Também lembrei da entrevista que Cioran concedeu a Sylvie Jaudeau, e que transcrevo aqui algumas passagens:
- Essa nostalgia precisamente é o fundamento da sua visão de mundo. Como o senhor a define?
- Esse sentimento está, em parte, ligado às minhas origens romenas. Lá, ele impregna toda a poesia popular. É um dilaceramento indefinível que se chama, em romeno, “dor”, próximo do “sehsucht” dos alemães, mas sobretudo da “saudade” dos portugueses.
- O senhor escreveu: "Existem três tipos de melancolia: russa, portuguesa e húngara".
- O povo mais melancólico que eu conheço é o húngaro; a música cigana serve de prova disso. Brahms, na juventude, fascinou-se por ela, de onde o charme insinuante de sua obra.
- Por que o senhor rompeu com a poesia?
- Por esgotamento interior, por enfraquecimento da minha capacidade de emoção. Chega um tempo em que se fica ressecado. O interesse pela poesia está ligado a essa frescura do espírito sem a qual rapidamente os artifícios são percebidos. O mesmo vale para a prosa.  Na medida em que fico mais velho, escrever não me parece essencial. Livre de um ciclo de tormentos, descubro enfim a dor da capitulação. A rendição é a pior das superstições; sinto-me feliz de não ter sucumbido. Tenho imenso respeito pelos desistentes, os que tiveram coragem para apagar-se, sem deixar rastros.
- A sua verdade não reside no silêncio oposto hoje aos que ainda esperam livros do senhor?
- Talvez; mas se não escrevo mais, é por estar farto de caluniar o universo. Sou vítima de uma espécie de desgaste. A lucidez e a fadiga venceram-me – falo de uma fadiga filosófica tanto quanto biológica - , algo se rompeu em mim. Escreve-se por necessidade, e a lassitude elimina essa necessidade. Chega um tempo em que nada disso interessa mais. Em outras palavras, freqüentei pessoas em demasia que escreveram em excesso, obstinadas pela produção (...) Mas me parece que eu também escrevi demais. Um único livro teria bastado.

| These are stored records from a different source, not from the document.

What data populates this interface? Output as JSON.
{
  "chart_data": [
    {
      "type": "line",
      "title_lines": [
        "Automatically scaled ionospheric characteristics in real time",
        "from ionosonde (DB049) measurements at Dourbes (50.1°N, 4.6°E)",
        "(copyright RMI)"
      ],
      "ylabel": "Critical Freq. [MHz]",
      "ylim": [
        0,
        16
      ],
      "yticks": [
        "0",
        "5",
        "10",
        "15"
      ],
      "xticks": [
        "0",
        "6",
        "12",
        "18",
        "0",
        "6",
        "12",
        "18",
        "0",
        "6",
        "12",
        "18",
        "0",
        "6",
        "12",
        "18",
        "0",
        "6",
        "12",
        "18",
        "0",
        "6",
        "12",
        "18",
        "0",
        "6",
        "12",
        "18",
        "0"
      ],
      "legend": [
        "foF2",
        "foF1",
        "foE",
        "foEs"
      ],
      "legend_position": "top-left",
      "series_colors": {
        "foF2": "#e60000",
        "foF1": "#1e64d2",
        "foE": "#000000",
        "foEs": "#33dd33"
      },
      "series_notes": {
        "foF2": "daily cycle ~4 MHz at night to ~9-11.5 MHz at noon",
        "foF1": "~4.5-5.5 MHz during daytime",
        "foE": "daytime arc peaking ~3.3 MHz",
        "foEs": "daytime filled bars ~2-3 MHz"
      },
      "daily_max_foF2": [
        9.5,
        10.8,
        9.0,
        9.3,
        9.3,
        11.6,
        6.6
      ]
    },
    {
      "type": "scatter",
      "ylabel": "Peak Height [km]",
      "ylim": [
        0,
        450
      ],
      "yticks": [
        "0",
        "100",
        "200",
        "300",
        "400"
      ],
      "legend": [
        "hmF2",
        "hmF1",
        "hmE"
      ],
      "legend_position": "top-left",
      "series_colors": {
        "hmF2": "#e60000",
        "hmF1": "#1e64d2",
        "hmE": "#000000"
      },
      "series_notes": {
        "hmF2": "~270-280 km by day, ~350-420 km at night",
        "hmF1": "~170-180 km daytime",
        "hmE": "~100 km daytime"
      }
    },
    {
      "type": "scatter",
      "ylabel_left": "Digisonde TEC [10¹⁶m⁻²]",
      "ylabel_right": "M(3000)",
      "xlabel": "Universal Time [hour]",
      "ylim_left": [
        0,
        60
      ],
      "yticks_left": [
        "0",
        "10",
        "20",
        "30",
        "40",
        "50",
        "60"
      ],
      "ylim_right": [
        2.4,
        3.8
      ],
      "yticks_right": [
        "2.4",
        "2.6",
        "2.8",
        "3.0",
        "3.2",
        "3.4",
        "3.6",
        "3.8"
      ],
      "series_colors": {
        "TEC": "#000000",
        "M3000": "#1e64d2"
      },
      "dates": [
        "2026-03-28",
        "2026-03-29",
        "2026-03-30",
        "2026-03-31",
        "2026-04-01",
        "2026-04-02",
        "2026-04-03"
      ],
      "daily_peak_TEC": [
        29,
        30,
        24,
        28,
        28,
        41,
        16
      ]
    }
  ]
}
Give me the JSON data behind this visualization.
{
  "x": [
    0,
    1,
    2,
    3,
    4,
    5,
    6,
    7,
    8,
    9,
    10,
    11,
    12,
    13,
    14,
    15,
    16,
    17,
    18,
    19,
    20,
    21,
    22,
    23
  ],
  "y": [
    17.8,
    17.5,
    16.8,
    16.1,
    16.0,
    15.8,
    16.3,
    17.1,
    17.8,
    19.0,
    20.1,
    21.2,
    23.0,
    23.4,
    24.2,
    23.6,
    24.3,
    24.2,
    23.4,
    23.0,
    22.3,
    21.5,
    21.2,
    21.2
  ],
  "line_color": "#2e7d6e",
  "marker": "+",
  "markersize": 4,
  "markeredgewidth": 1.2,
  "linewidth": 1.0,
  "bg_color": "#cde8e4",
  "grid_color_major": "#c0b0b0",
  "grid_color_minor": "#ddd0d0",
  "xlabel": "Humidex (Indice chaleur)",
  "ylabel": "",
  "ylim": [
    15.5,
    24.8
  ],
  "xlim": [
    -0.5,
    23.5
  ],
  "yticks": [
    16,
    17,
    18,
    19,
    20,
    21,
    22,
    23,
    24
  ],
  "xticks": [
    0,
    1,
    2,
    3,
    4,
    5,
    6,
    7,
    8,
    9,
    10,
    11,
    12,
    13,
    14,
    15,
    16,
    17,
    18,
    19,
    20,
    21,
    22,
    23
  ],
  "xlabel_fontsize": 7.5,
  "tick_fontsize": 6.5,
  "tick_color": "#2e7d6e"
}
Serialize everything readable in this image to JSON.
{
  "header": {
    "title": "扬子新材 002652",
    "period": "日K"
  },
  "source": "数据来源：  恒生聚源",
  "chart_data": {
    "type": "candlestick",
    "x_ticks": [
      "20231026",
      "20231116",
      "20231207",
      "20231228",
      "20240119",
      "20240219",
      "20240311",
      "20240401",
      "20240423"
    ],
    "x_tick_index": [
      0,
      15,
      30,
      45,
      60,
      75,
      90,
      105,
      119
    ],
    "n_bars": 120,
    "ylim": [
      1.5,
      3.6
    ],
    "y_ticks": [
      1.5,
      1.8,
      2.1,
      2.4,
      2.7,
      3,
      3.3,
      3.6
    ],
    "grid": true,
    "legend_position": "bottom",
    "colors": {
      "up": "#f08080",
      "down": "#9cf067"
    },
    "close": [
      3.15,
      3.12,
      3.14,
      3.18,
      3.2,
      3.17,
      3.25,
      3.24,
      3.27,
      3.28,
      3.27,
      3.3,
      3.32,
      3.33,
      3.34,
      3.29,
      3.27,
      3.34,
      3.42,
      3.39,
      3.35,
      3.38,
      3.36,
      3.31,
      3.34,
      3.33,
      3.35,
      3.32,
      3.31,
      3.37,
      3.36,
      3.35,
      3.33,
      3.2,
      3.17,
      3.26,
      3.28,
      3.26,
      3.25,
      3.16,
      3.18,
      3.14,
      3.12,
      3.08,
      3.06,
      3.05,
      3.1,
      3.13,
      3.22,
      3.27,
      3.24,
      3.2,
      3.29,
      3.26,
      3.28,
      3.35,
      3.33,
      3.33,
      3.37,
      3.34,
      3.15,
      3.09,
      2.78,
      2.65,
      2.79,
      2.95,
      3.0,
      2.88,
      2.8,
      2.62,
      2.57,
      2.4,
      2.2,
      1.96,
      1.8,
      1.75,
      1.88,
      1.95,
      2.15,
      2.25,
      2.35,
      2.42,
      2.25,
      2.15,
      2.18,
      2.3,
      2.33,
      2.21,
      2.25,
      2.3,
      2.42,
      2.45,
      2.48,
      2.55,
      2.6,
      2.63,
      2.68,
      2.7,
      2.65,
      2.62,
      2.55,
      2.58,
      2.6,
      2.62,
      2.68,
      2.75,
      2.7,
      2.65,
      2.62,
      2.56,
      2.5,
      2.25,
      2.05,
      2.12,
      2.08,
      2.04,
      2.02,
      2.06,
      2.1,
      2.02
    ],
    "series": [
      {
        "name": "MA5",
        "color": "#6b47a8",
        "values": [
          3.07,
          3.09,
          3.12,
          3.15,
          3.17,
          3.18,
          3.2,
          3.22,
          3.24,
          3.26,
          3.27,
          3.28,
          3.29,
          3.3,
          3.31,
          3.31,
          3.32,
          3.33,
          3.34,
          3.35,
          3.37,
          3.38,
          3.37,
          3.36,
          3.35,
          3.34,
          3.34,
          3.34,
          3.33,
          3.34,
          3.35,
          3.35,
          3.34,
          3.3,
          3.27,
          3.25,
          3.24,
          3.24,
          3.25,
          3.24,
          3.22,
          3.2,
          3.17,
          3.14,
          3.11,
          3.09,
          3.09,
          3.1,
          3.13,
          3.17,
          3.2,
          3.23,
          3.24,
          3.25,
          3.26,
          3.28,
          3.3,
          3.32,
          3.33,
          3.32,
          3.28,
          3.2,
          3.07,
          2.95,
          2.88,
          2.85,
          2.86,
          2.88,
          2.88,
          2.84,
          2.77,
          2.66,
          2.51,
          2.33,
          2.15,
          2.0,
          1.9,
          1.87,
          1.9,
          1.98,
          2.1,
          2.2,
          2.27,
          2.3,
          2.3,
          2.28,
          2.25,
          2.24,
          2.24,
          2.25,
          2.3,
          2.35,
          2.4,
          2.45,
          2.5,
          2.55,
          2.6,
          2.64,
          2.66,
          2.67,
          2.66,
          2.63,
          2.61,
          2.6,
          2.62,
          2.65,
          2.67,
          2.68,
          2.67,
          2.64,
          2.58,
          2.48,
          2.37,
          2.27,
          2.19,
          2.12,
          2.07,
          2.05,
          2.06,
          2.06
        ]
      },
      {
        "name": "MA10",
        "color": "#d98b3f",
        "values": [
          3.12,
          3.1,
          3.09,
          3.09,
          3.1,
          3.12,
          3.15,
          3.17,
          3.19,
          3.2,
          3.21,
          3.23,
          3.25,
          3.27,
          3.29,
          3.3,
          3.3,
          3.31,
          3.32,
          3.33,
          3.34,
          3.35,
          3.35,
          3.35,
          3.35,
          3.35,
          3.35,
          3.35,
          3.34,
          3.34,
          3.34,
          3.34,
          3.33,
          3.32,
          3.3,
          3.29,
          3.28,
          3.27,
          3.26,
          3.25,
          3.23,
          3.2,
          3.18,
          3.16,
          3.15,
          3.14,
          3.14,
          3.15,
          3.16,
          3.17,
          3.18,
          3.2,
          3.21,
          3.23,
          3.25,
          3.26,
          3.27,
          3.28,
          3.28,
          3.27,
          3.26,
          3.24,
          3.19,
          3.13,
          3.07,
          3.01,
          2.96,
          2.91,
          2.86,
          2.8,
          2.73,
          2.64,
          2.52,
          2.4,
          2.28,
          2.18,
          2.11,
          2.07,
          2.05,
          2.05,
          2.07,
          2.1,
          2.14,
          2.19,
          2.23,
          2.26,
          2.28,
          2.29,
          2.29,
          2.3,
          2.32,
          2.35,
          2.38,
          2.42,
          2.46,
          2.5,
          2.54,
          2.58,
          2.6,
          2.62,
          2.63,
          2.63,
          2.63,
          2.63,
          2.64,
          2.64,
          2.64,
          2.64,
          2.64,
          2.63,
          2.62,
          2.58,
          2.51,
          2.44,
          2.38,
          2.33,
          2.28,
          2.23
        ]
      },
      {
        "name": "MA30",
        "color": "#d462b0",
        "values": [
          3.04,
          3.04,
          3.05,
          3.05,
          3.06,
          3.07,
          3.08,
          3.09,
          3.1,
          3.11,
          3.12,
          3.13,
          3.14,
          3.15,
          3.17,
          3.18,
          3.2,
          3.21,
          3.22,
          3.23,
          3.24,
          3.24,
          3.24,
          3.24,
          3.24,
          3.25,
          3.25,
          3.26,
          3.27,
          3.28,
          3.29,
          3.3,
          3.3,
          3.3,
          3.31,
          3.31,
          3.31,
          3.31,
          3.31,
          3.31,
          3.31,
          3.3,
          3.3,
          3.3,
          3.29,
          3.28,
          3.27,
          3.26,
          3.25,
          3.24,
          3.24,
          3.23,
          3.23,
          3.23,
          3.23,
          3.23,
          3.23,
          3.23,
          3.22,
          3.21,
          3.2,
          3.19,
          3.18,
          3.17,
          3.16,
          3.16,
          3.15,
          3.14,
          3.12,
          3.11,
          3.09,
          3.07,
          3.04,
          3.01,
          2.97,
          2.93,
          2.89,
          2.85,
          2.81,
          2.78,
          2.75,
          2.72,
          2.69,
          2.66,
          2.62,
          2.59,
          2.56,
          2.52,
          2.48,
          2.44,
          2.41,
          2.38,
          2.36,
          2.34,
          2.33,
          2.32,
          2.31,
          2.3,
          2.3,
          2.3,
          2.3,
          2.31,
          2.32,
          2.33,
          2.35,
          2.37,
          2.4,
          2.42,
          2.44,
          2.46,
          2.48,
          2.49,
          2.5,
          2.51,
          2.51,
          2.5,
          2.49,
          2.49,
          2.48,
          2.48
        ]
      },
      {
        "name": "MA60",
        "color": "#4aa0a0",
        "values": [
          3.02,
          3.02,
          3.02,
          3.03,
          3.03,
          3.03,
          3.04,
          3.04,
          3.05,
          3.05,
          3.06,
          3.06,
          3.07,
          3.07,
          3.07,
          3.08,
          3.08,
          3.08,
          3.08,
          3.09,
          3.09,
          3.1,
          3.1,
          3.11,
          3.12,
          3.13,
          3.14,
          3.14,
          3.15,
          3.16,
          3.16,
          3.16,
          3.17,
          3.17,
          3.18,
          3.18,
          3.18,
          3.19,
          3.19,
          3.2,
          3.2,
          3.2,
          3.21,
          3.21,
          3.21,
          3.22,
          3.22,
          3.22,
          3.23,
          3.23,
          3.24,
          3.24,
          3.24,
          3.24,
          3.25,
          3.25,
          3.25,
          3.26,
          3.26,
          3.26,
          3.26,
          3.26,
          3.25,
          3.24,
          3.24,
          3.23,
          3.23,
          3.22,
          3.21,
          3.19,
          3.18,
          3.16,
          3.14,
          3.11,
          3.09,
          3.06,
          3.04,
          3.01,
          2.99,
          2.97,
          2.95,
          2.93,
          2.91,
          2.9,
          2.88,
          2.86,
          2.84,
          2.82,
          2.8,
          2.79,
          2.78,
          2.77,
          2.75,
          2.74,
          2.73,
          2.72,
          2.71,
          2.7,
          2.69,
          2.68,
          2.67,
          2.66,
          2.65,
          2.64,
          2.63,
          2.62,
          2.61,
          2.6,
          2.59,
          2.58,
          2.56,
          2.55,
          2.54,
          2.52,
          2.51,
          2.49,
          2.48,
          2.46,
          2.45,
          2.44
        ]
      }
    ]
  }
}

UMA NOITE em todas as noites, paira esse monstro da dúvida:
- Calar de vez ou escrever ainda?




Anderson Dantas - 2012
Eu moro numa Ilha.

3 comentários:

Anônimo disse...

Daniel F:
Não sei qual é o seu motivo. Mas uma das coisas que me tem me deixado nesse estado próximo da desistência é que não há encontro. Não que os outros sejam responsáveis por isso. Eu é que cultivo a solidão, preciso dela. Mas também considero o meio literário extremamente insalubre. O que não melhorou com a internet. Aqui tudo é questão de turmas de internautas. é outra coisa. O silêncio de todo mundo falando pra si mesmo é cansativo demais, e não me sinto diferente de nada disso. Acho que escrevemos para os mortos, no sentido literal de os que morreram ou os que ainda não nasceram. O que não quer dizer qualquer pretensão à imortalidade. Pelo contrário. Não somos menos mortais por isso. é só que nossos possíveis interlocutores (vai saber!) não são DESSE MUNDO. Isso torna o ato de escrever qualquer coisa entre o pretensioso, o arrogante e o irrisório, o ridículo.

Anderson Dantas disse...

Daniel, é como se fosse o ato de escrever (com lucidez) um sumidouro, como o fez Celan, depurando tanto a forma (e/ou conteúdo) que seus poemas se tornaram axiomas. Devo retomar ainda este tema nos próximos posts. Se houverem. Afinal, devemos nos calar?

Daniel F disse...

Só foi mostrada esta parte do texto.